The petition alleges that respondent is in possession of 120 Essex Street, building C, stall No. 34, New York, New York 10002 pursuant to a “written permit agreement dated October 1, 2011.” The petition refers to an annexed “itemized rent history” and states that the “[r]ent has been demanded by service of a written Three (3) Day Notice to Permittee and Demand For Payment of Rent dated June 23, 2015.” A copy of the notice is also annexed to the petition. The “itemized rent history” annexed to the petition details amounts respondent allegedly owes petitioner and includes “permit fee[s]” due, but does not include “rent” due. For the reasons that follow, the court finds that the petition in this proceeding does not provide a sufficient basis upon which a default judgment may be entered against respondent. (See id.)

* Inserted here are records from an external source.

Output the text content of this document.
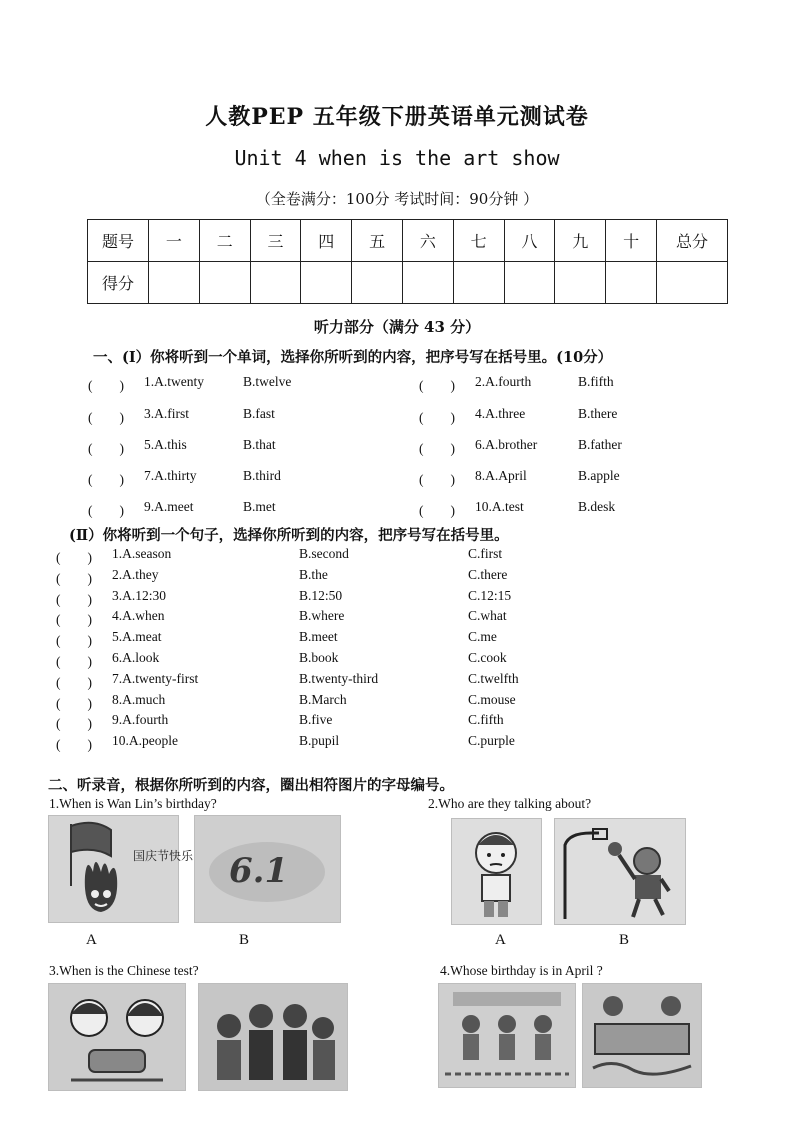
人教PEP 五年级下册英语单元测试卷
Unit 4 when is the art show
（全卷满分：100分 考试时间：90分钟 ）
题号	一	二	三	四	五	六	七	八	九	十	总分
得分											
听力部分（满分 43 分）
一、(Ⅰ）你将听到一个单词，选择你所听到的内容，把序号写在括号里。(10分）
(　　) 1.A.twenty	B.twelve	(　　) 2.A.fourth	B.fifth
(　　) 3.A.first	B.fast	(　　) 4.A.three	B.there
(　　) 5.A.this	B.that	(　　) 6.A.brother	B.father
(　　) 7.A.thirty	B.third	(　　) 8.A.April	B.apple
(　　) 9.A.meet	B.met	(　　) 10.A.test	B.desk
(Ⅱ）你将听到一个句子，选择你所听到的内容，把序号写在括号里。
(　　) 1.A.season	B.second	C.first
(　　) 2.A.they	B.the	C.there
(　　) 3.A.12:30	B.12:50	C.12:15
(　　) 4.A.when	B.where	C.what
(　　) 5.A.meat	B.meet	C.me
(　　) 6.A.look	B.book	C.cook
(　　) 7.A.twenty-first	B.twenty-third	C.twelfth
(　　) 8.A.much	B.March	C.mouse
(　　) 9.A.fourth	B.five	C.fifth
(　　) 10.A.people	B.pupil	C.purple
二、听录音，根据你所听到的内容，圈出相符图片的字母编号。
1.When is Wan Lin’s birthday?	2.Who are they talking about?
国庆节快乐 6.1
A	B	A	B
3.When is the Chinese test?	4.Whose birthday is in April ?
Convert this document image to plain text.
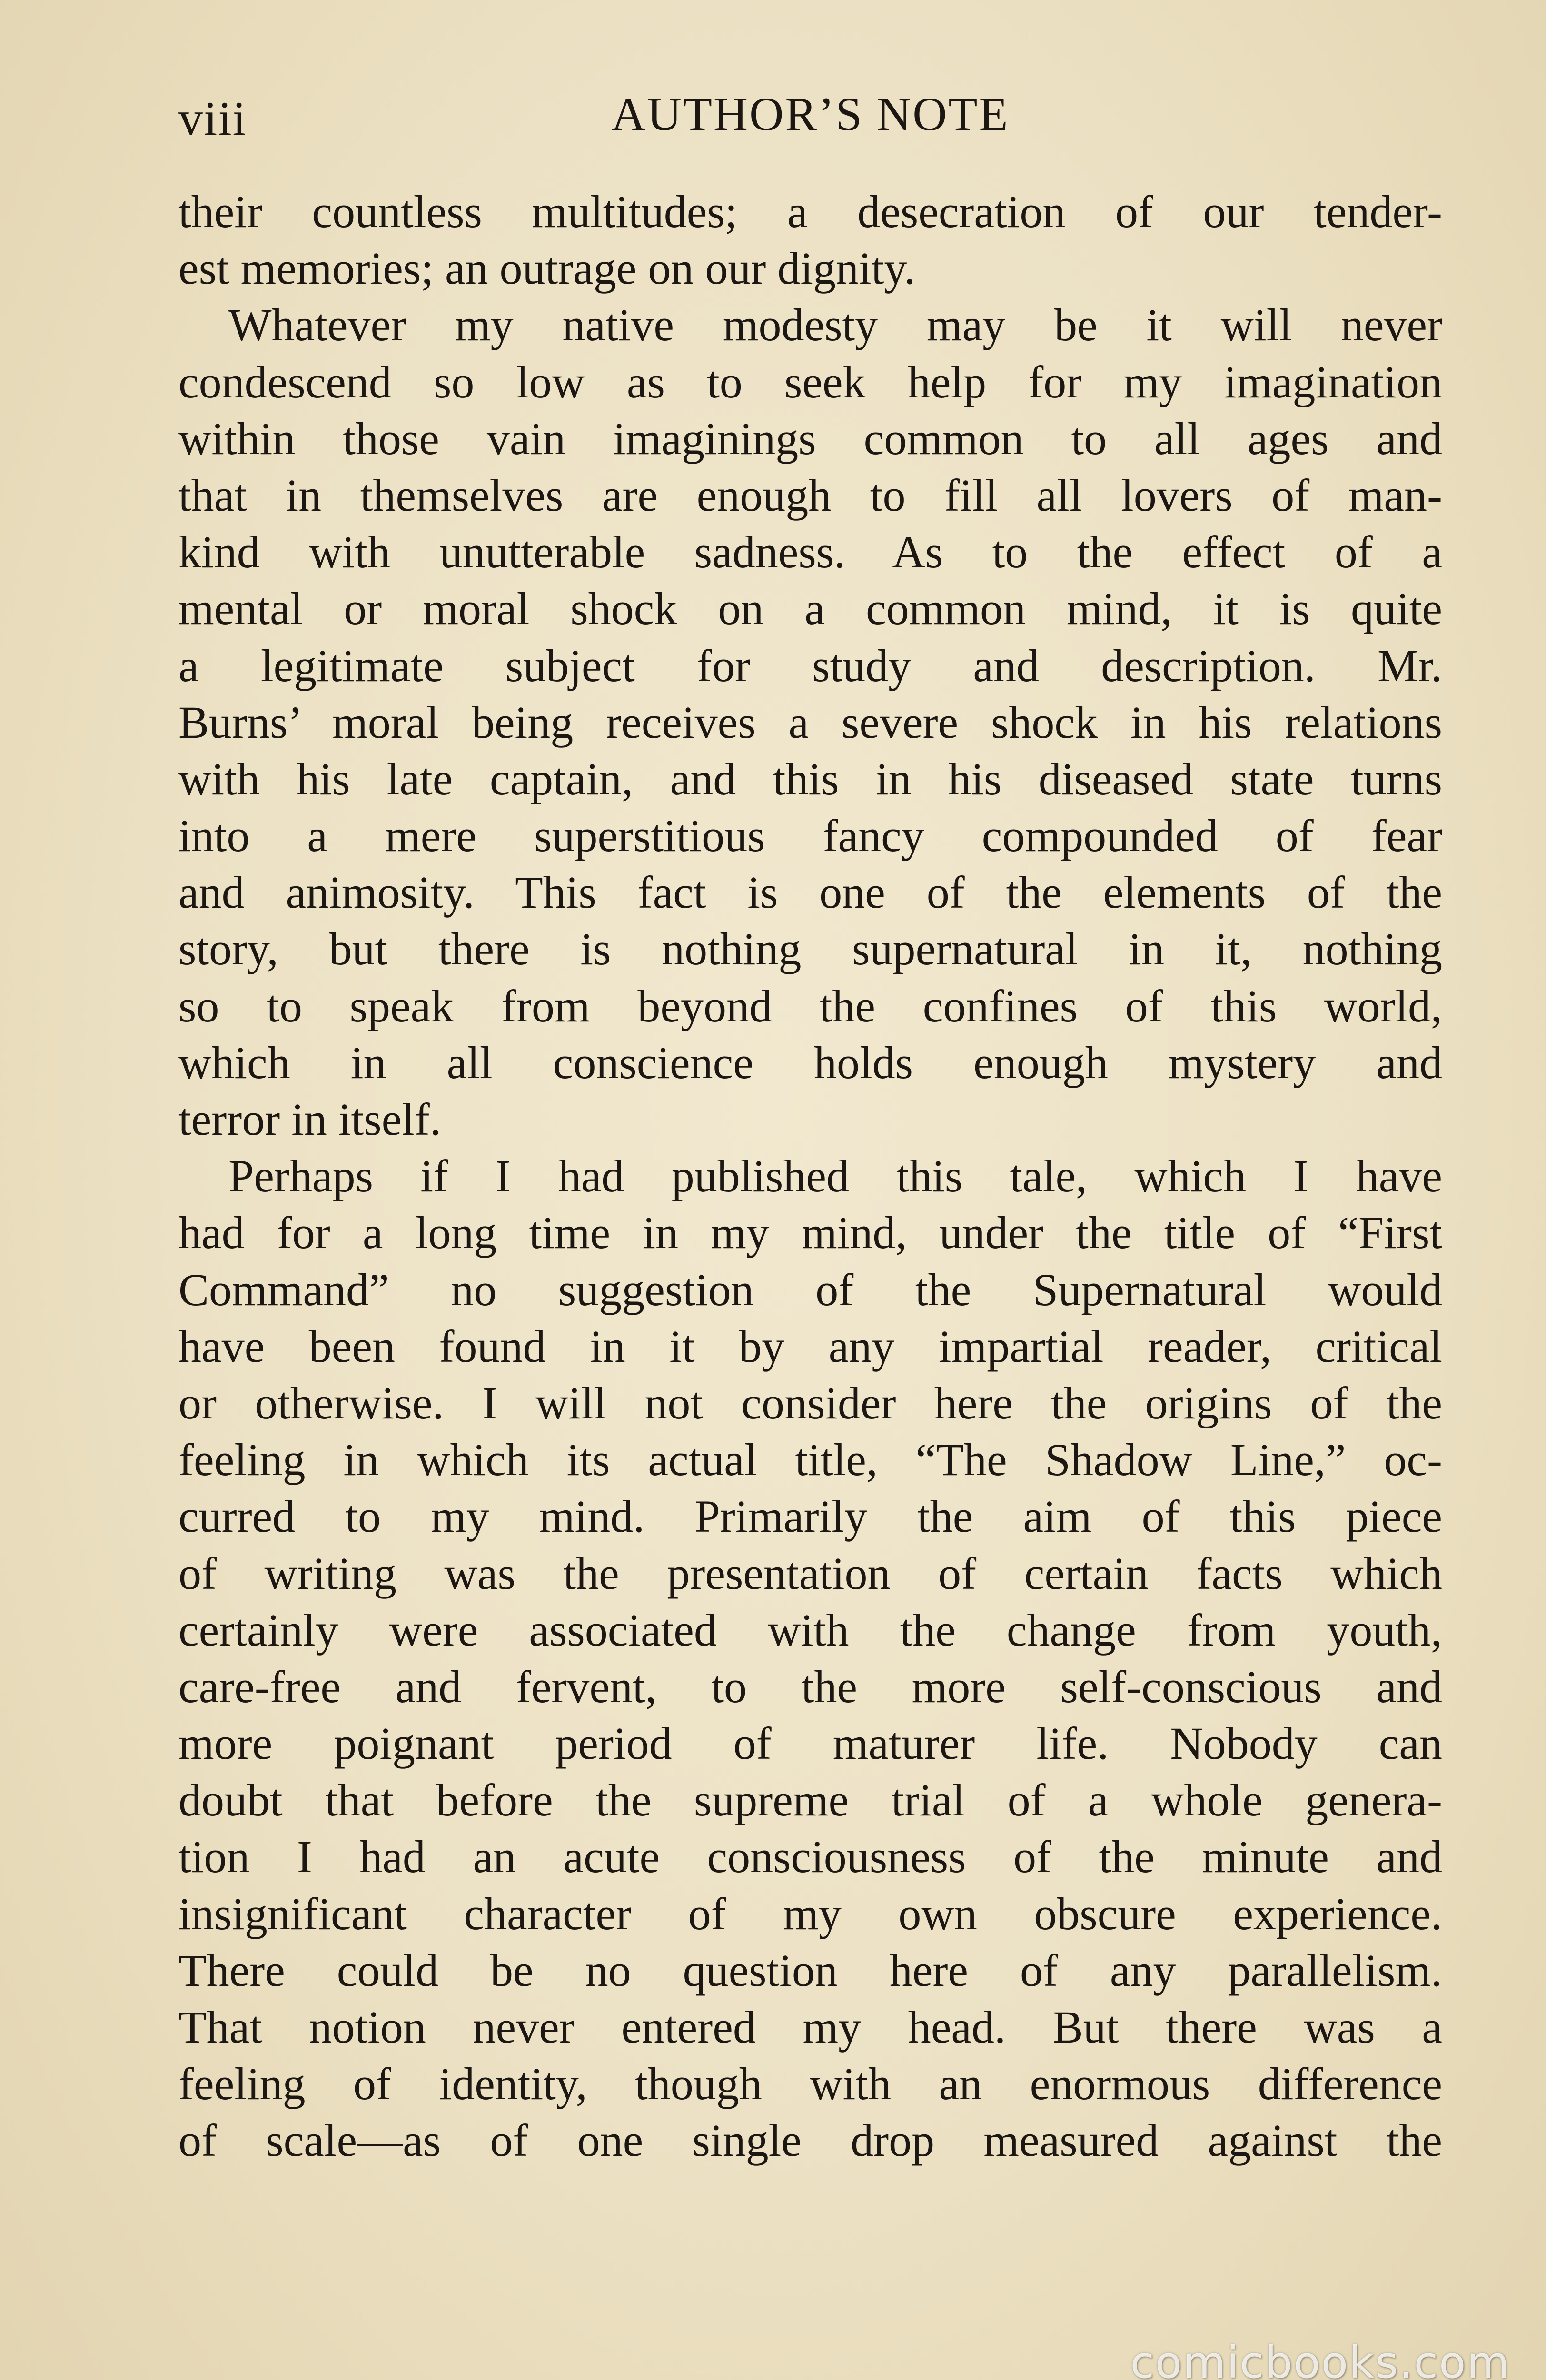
viii	AUTHOR’S NOTE
their countless multitudes; a desecration of our tender-
est memories; an outrage on our dignity.
Whatever my native modesty may be it will never
condescend so low as to seek help for my imagination
within those vain imaginings common to all ages and
that in themselves are enough to fill all lovers of man-
kind with unutterable sadness. As to the effect of a
mental or moral shock on a common mind, it is quite
a legitimate subject for study and description. Mr.
Burns’ moral being receives a severe shock in his relations
with his late captain, and this in his diseased state turns
into a mere superstitious fancy compounded of fear
and animosity. This fact is one of the elements of the
story, but there is nothing supernatural in it, nothing
so to speak from beyond the confines of this world,
which in all conscience holds enough mystery and
terror in itself.
Perhaps if I had published this tale, which I have
had for a long time in my mind, under the title of “First
Command” no suggestion of the Supernatural would
have been found in it by any impartial reader, critical
or otherwise. I will not consider here the origins of the
feeling in which its actual title, “The Shadow Line,” oc-
curred to my mind. Primarily the aim of this piece
of writing was the presentation of certain facts which
certainly were associated with the change from youth,
care-free and fervent, to the more self-conscious and
more poignant period of maturer life. Nobody can
doubt that before the supreme trial of a whole genera-
tion I had an acute consciousness of the minute and
insignificant character of my own obscure experience.
There could be no question here of any parallelism.
That notion never entered my head. But there was a
feeling of identity, though with an enormous difference
of scale—as of one single drop measured against the
comicbooks.com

By describing the amounts due as “rent,” the petition and predicate three-day notice imply that there is a lease between the parties for the subject space. (See Finkelstein & Ferrara, Landlord and Tenant Practice in New York § 3:23 at 190 [2013-2014] [“A ‘lease’ grants exclusive possession of designated space to a tenant, usually for a specified rental rate and term, subject to certain rights reserved by the lessor” (emphasis added)].)
Characterizing the agreement between the parties as a “permit” is inconsistent with the proposition that respondent owes petitioner “rent” which, as already noted, implies that *706there is a lease between the parties. A “permit” suggests that petitioner granted respondent a license to occupy the premises for a particular purpose. (See Finkelstein & Ferrara, Landlord and Tenant Practice in New York § 3:20 at 189 [2013-2014] [“A ‘license’ is generally defined as a personal, revocable, and nonassignable privilege, conferred either orally or in writing, which permits a particular act (or series of acts) upon the property of another. It is a nonpossessory right to use the property (or any part thereof) as specified by the parties’ express or implied agreement” (emphasis added)].)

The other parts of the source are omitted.